There is no question that the state and companies can live splendidly with it. After all, that’s the way they organize work and they benefit from its profitability. The contradiction inherent in the system — there absolutely has to be work going on but at the same time this makes works superfluous — is not their problem. They make it a problem for those doing the work, who absolutely need it and very often cannot find any. And then they define the material troubles that people have as a social problem that they have with the people in need.

It is a mistake to go along with this translation of an economic contradiction into a social problem and, moved by people’s travails, take this lie for the real matter at hand. How pointless to lament and look for someone to blame for the fact this “problem” refuses to be solved by all the “Alliances for Jobs”[iii] that are so eagerly discussed, tried out, and finally abandoned. It is equally misguided to accept the criterion of profitability as the epitome of economic sense and to start having doubts only when public opinion decides to take note of the “downsides.” What makes this system absurd, the reason why it harms the bulk of its inhabitants, is not that no work takes place when it is not profitable, but that it does take place because of its profitability. The system does not start being mean when people needing work cannot find any, but is already mean because they need work. It is an automatic consequence that they can’t even be sure of finding any.
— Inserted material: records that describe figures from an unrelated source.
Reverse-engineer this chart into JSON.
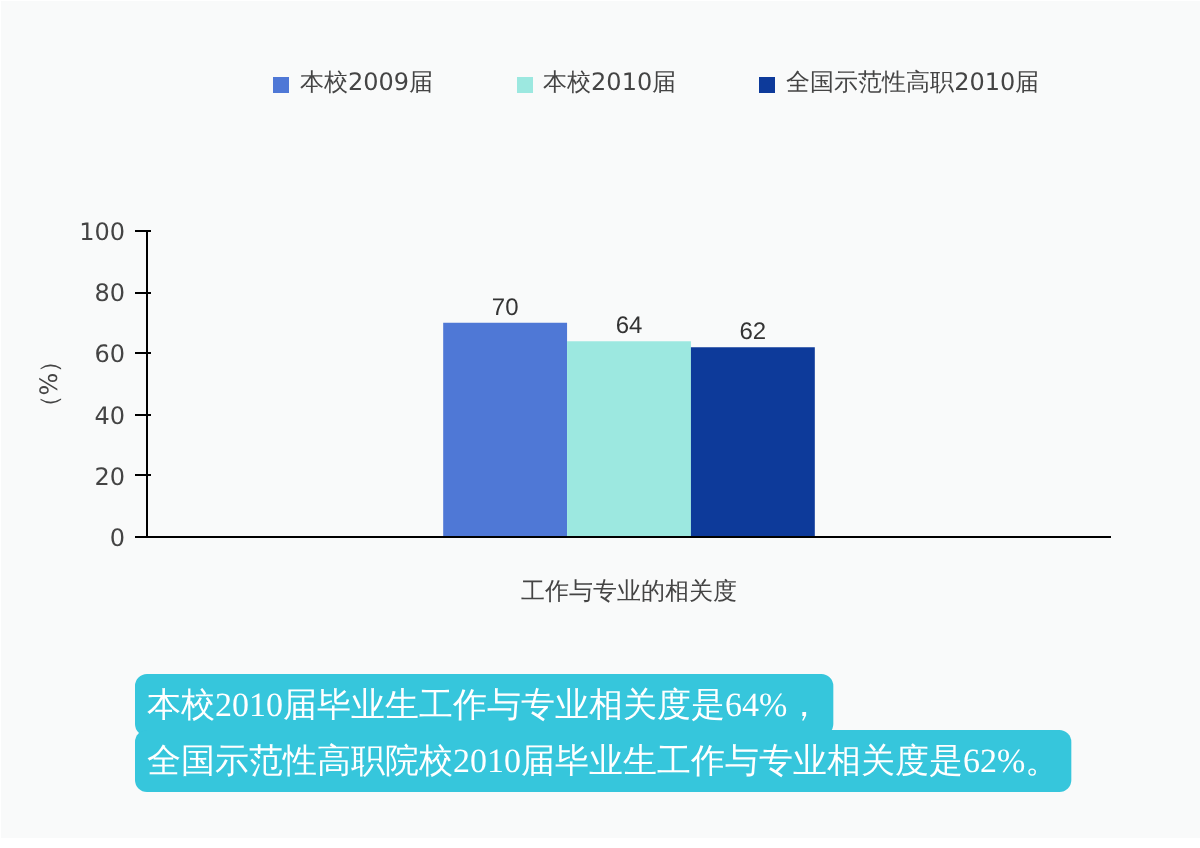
{
  "chart_data": {
    "type": "bar",
    "categories": [
      "工作与专业的相关度"
    ],
    "ylabel": "（%）",
    "ylim": [
      0,
      100
    ],
    "yticks": [
      0,
      20,
      40,
      60,
      80,
      100
    ],
    "series": [
      {
        "name": "本校2009届",
        "color": "#4f78d6",
        "values": [
          70
        ]
      },
      {
        "name": "本校2010届",
        "color": "#9ce8e0",
        "values": [
          64
        ]
      },
      {
        "name": "全国示范性高职2010届",
        "color": "#0d3a9a",
        "values": [
          62
        ]
      }
    ],
    "data_labels": true,
    "legend": "top",
    "grid": false,
    "annotations": [
      "本校2010届毕业生工作与专业相关度是64%，",
      "全国示范性高职院校2010届毕业生工作与专业相关度是62%。"
    ]
  }
}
The conditions that the market economy imposes on work reveal the essential features of this mode of production. Getting them sorted out in one’s mind will definitely not create any jobs. That is why some encouragement to do so will be found here.

Translator’s Notes

[i] The Employment Promotion Act was part of the “Program to Promote Growth and Employment” (austerity package) of the CDU/CSU/FDP government under German chancellor Kohl in 1996.

[ii] German unemployment and welfare benefits reform of 2005.

[iii] Alliance for Jobs, Training, and Competitiveness [Bündnis für Arbeit, Ausbildung und Wettbewerbsfähigkeit]: a platform for discussions between the German Federal Government and representatives of the industrial associations and trade unions from 1998 to 2003.